Yeah, the locales where grouping isn't just 3 are so obscure that
I don't particularly care. If someone from one of those areas
wants to submit a feature patch to implement grouping more fully,
more power to 'em ...
However, I checked this morning and found that the MONEY case that
was niggling me yesterday is indeed a problem, for instance in de_DE:
$ LC_NUMERIC=de_DE psql regression
psql (9.6devel)
Type "help" for help.
regression=# set lc_monetary = 'de_DE';
SET
regression=# select '123456.78'::money;
money
-------------------
12.345.678,00 EUR
(1 row)
regression=# \pset numericlocale on
Locale-adjusted numeric output is on.
regression=# select '123456.78'::money;
money
-------------------
12,345.678,00 EUR
(1 row)
So we're gonna have to do something about that. I considered
a few fixes:
* Remove CASHOID from the set of datatypes that printQuery will choose
to right-justify. This seems likely to annoy people who are used to
having money amounts right-justified.
* Separate "use locale formatting" from "right justify", and apply only
the latter to CASHOID. This would be the cleanest fix but by far the
most invasive. I don't particularly want to do that much work and I
definitely wouldn't want to back-patch it.
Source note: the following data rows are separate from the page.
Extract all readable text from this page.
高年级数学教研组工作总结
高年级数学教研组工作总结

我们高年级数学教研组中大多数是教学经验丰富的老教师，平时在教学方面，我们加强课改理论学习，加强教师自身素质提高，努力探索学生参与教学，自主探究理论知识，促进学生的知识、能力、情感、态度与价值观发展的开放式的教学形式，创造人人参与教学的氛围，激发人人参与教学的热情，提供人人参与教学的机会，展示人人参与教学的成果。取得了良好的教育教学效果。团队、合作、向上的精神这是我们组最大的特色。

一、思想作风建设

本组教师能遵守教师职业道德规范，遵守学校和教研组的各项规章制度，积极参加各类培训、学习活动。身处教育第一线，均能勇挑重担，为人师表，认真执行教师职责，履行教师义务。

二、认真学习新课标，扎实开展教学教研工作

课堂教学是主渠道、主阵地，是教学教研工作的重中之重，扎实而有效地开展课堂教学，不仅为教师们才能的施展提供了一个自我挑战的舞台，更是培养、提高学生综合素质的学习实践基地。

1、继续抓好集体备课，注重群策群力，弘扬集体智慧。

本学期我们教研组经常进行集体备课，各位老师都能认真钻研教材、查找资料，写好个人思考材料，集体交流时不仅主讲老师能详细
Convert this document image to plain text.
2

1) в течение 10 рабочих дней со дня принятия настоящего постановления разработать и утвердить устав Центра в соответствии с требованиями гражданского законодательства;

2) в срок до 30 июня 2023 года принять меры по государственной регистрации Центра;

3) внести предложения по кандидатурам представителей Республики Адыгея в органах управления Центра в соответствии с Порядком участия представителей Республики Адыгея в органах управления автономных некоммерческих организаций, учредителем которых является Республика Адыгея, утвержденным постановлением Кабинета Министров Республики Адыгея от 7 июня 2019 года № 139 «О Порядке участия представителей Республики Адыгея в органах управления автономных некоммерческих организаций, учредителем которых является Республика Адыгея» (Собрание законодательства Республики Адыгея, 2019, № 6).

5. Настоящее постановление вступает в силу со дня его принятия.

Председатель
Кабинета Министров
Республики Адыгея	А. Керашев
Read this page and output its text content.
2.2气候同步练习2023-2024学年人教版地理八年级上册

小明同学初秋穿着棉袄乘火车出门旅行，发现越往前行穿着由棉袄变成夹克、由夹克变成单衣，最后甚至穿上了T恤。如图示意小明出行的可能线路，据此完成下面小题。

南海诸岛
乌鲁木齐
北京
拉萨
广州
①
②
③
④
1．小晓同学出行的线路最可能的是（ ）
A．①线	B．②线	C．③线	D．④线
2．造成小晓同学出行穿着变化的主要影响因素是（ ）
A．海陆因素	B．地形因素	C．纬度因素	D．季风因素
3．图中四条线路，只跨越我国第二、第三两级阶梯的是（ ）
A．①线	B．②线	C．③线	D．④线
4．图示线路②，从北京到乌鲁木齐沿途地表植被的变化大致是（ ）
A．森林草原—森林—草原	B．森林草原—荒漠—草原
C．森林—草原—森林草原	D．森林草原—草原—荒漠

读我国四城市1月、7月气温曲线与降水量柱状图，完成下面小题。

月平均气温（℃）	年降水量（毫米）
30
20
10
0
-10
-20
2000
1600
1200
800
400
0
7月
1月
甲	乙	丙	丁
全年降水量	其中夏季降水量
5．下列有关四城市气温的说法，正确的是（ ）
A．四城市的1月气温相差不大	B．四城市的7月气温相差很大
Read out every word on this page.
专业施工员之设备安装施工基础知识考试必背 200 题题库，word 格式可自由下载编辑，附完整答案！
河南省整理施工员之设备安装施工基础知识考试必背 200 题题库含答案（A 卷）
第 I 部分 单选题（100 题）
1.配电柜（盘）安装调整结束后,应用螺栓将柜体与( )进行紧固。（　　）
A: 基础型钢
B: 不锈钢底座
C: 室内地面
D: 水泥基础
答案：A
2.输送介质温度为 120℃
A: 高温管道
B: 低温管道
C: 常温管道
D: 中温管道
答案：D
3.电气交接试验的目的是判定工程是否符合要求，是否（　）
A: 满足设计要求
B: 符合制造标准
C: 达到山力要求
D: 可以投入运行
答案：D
* Put a hack into format_numeric_locale() so that it won't mess with
monetary output. This seems feasible because cash_out() always insists
on using a non-empty currency symbol. For example, we could check that
the string includes no characters outside "0123456789+-.eE" and feel
pretty safe that no money value would pass the check.
So I'm inclined to do the third one. Objections, better ideas?
regards, tom lane